Both male and female African elephants have tusks, to their own undoing. In contrast, only the Asian male has them.
Highly intelligent, elephants can communicate messages over long distances with their feet.
They are also endowed with prodigious memory, as I think most of us know.
Elephants have the longest noses of any animal, for that's what their trunks really are. Some sport trunks up to seven feet in length, yet they never get in the way, as they're used to grasp as well as feed. With this tool, they've been known to assist calves to stand or pull them up over an embankment.
Their ivory tusks are actually teeth that never stop growing.

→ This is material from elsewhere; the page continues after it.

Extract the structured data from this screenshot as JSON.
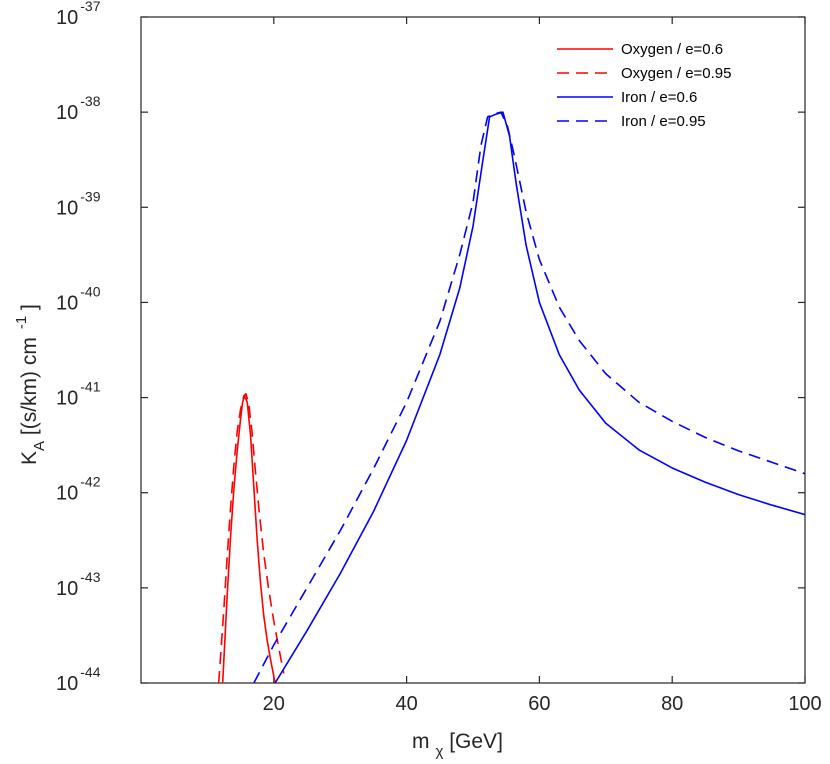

Lesser known is the elephant's capacity to mourn their dead.
Population growth has reduced its habitat inexorably, resulting in elephants invading villages in search for food, in turn, leading to hunting parties. Immense poverty has triggered poachers to seek quick Asian money for ivory. Even reserves, dedicated to wildlife safety, are violated and any elephant, mother or calf, is gunned down for its tusks. African governments lack the financial resources needed to upgrade security. Reserves themselves are a last ditch effort to provide sanctuary but, unfortunately, often conspire against elephant interests, blocking off migration routes when they need to mate or find new food resources.
Just over a century ago, several million elephants roamed Western and Central Africa's savannahs and dense jungles; today, about 300,000 remain. In Asia, their numbers have dwindled from 100,000 to 35,000, all of them domesticated.
Often weighing up to seven tons, their sole predator is Man. In Cameroon, 300 elephants were recently slaughtered, their bodies left to rot. Such slaughters are likely to define their future, given the nature of Man's capacity for ruthlessness for the sake of coin.
To fully appreciate elephants, I highly recommend Jeffrey Moussaleff Masson's moving book, When Elephants Weep, an exploration of their capacity, along with other animals, for emotion.
Conrad had it right about the ignominy of Man, his ruthless capacity, hidden behind his civilized veneer, for retrogression to a latent savagery taking many hues.
When elephants weep, I weep with them. I weep for a vanishing legacy that our grandchildren may never know: the cry of elephants, the thunder of their feet, the mystery of their dark eyes.
I weep most for a declining vestige of a once garden world distanced from Man's malevolence, a fall from grace into the heart of darkness.